Of the great apes, I think that it is the chimps who are the most spontaneously aggressive. Chimps have also shown in studies that they lack the willingness to delay gratification for a greater reward. Gorillas can be aggressive against other gorilla troops, or if threatened, but generally are calmer than usually believed. And, from my courses on apes and evolution, bonobos are less aggressive than humans and inclined to settle disputes with sex in order to create cohesion and harmony.

Yes, sapiens does pre plan aggression to gain territory, status, etc. But we also become spontaneously aggressive and murderous. Road rage, crimes of passion in the moment, spontaneous mob rage and attacks. (I was able to diffuse one of those once, thank God, by extending friendly overtures to their target, whom I happened to know from having once worked at the same company. She then became less of an "outsider" to the mob and was at least superficially perceived as 'ok')

I agree that sapiens has become more complexly organized in the process of civilization, which could be called self-domestication. But tribal societies also have some very sophisticated social structures, even though lacking the technologies of societies that we call civilized.

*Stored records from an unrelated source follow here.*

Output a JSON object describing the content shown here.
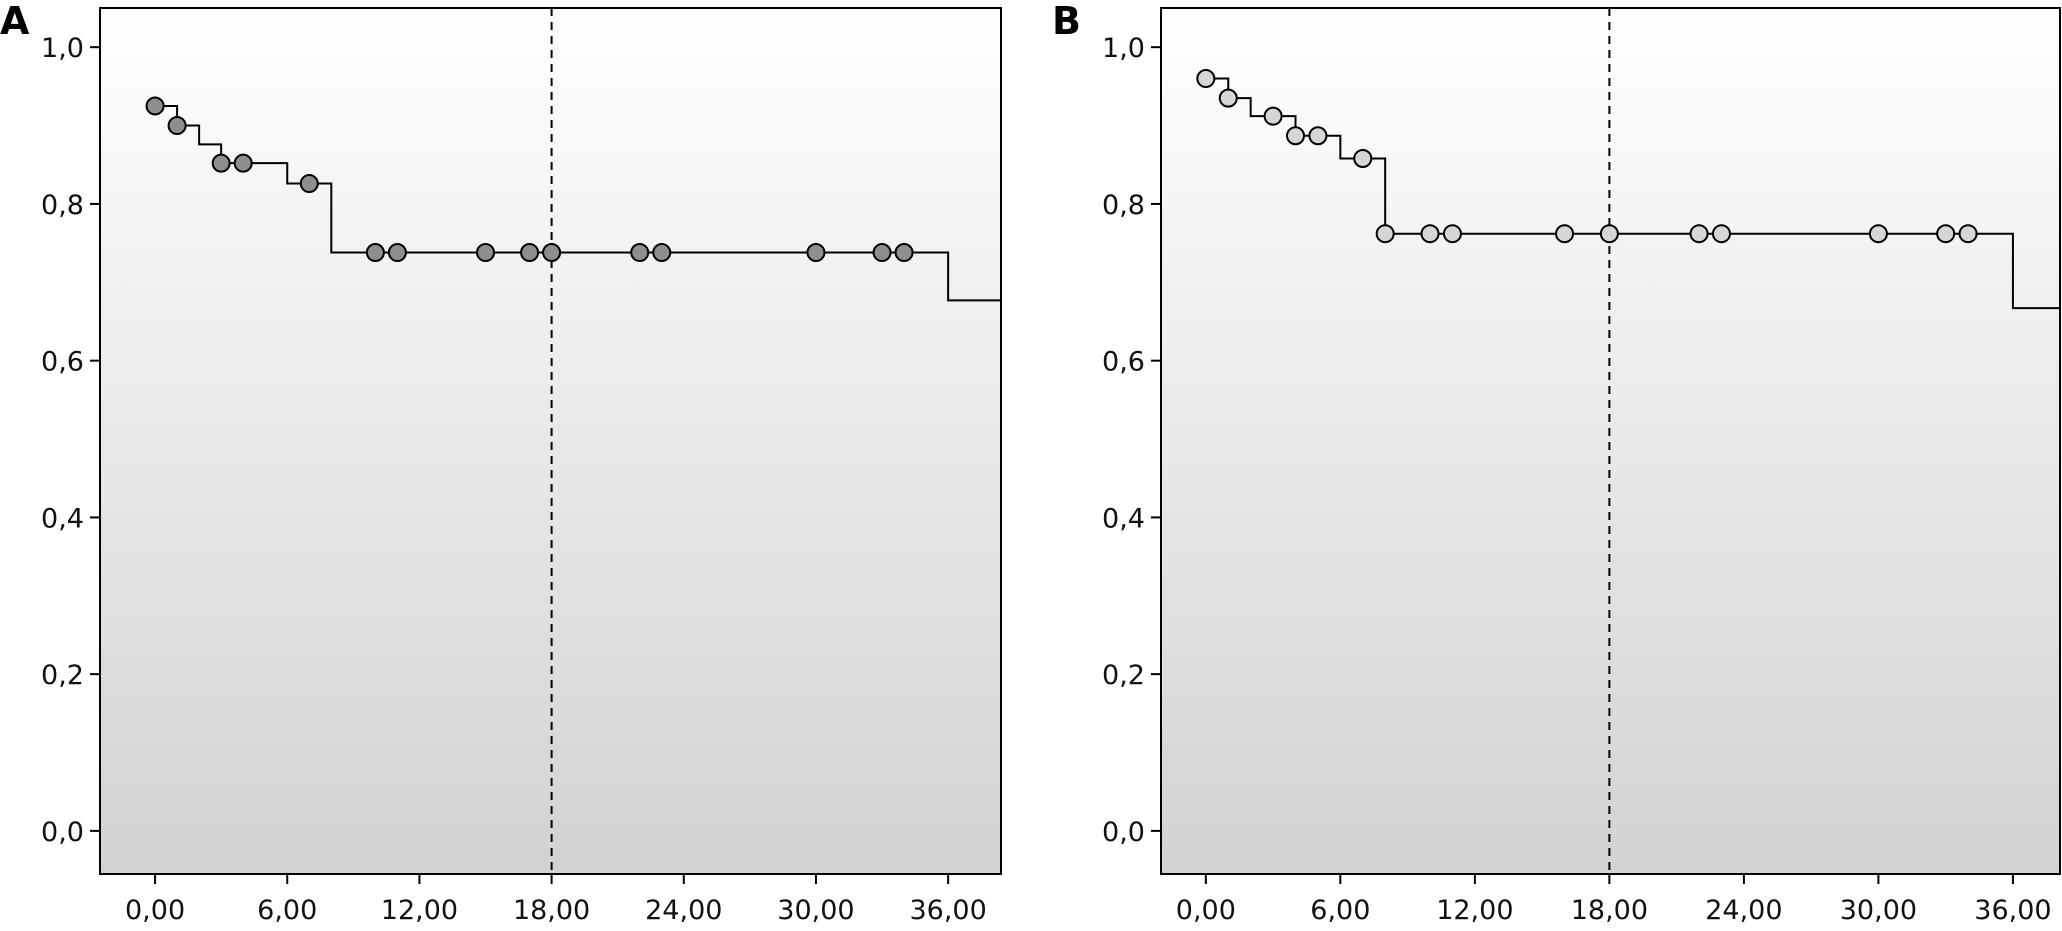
{
  "chart_data": [
    {
      "panel_label": "A",
      "type": "line",
      "step": true,
      "xlim": [
        -2.5,
        38.4
      ],
      "ylim": [
        -0.055,
        1.05
      ],
      "xticks": [
        0,
        6,
        12,
        18,
        24,
        30,
        36
      ],
      "xtick_labels": [
        "0,00",
        "6,00",
        "12,00",
        "18,00",
        "24,00",
        "30,00",
        "36,00"
      ],
      "yticks": [
        0,
        0.2,
        0.4,
        0.6,
        0.8,
        1.0
      ],
      "ytick_labels": [
        "0,0",
        "0,2",
        "0,4",
        "0,6",
        "0,8",
        "1,0"
      ],
      "reference_line_x": 18,
      "marker_fill": "#8e8e8e",
      "step_x": [
        0,
        1,
        2,
        3,
        6,
        8,
        36,
        38.4
      ],
      "step_y": [
        0.925,
        0.9,
        0.876,
        0.852,
        0.826,
        0.738,
        0.677,
        0.677
      ],
      "censored": [
        {
          "x": 0,
          "y": 0.925
        },
        {
          "x": 1,
          "y": 0.9
        },
        {
          "x": 3,
          "y": 0.852
        },
        {
          "x": 4,
          "y": 0.852
        },
        {
          "x": 7,
          "y": 0.826
        },
        {
          "x": 10,
          "y": 0.738
        },
        {
          "x": 11,
          "y": 0.738
        },
        {
          "x": 15,
          "y": 0.738
        },
        {
          "x": 17,
          "y": 0.738
        },
        {
          "x": 18,
          "y": 0.738
        },
        {
          "x": 22,
          "y": 0.738
        },
        {
          "x": 23,
          "y": 0.738
        },
        {
          "x": 30,
          "y": 0.738
        },
        {
          "x": 33,
          "y": 0.738
        },
        {
          "x": 34,
          "y": 0.738
        }
      ]
    },
    {
      "panel_label": "B",
      "type": "line",
      "step": true,
      "xlim": [
        -2,
        38.1
      ],
      "ylim": [
        -0.055,
        1.05
      ],
      "xticks": [
        0,
        6,
        12,
        18,
        24,
        30,
        36
      ],
      "xtick_labels": [
        "0,00",
        "6,00",
        "12,00",
        "18,00",
        "24,00",
        "30,00",
        "36,00"
      ],
      "yticks": [
        0,
        0.2,
        0.4,
        0.6,
        0.8,
        1.0
      ],
      "ytick_labels": [
        "0,0",
        "0,2",
        "0,4",
        "0,6",
        "0,8",
        "1,0"
      ],
      "reference_line_x": 18,
      "marker_fill": "#d6d6d6",
      "step_x": [
        0,
        1,
        2,
        4,
        6,
        8,
        36,
        38.1
      ],
      "step_y": [
        0.96,
        0.935,
        0.912,
        0.887,
        0.858,
        0.762,
        0.667,
        0.667
      ],
      "censored": [
        {
          "x": 0,
          "y": 0.96
        },
        {
          "x": 1,
          "y": 0.935
        },
        {
          "x": 3,
          "y": 0.912
        },
        {
          "x": 4,
          "y": 0.887
        },
        {
          "x": 5,
          "y": 0.887
        },
        {
          "x": 7,
          "y": 0.858
        },
        {
          "x": 8,
          "y": 0.762
        },
        {
          "x": 10,
          "y": 0.762
        },
        {
          "x": 11,
          "y": 0.762
        },
        {
          "x": 16,
          "y": 0.762
        },
        {
          "x": 18,
          "y": 0.762
        },
        {
          "x": 22,
          "y": 0.762
        },
        {
          "x": 23,
          "y": 0.762
        },
        {
          "x": 30,
          "y": 0.762
        },
        {
          "x": 33,
          "y": 0.762
        },
        {
          "x": 34,
          "y": 0.762
        }
      ]
    }
  ]
}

I think what you are referring to is the mental (and hormonal?) ability to delay actions and reactions in order to think of responses, to plan things in advance, and to plan and carry out some very sophisticated thought processes. That can be attributed to evolutionary brain developments as a result of evolutionary pressures beyond cooperation. Complex synaptic pathways, continued brain devolpment after birth, greater number of brain cells separate us from our ape cousins. It could be that cooperation in sapiens is a result of brain changes. Babies whose brains continue developing after birth are more dependent on adults for survival. Mothers caring for helpless infants are more dependent on others for protection and food.

The continued brain development is a result of becoming bipedal. Changes in hip placement and size as a result of bipedalism made it necessary for babies to be born before their brains were fully developed. So the changes you mention look like a result of physiological evolution which then caused a corresponding evolution of social behaviors.

Neanderthal was bipedal. Neanderthal brain cases were larger than ours. They had a well developed took kit and social behaviors - jewelry, ceremonial burials, caring for the disabled, art. They were not as different from sapiens as often believed.

Your premise seems to be that Neanderthal went extinct because they were less socially developed than sapiens. More likely, IMO, is that they went extinct as a separate subspecies because they WERE as social as sapiens and interbreeding diluted their genes until they were absorbed into sapiens, leaving only trace DNA.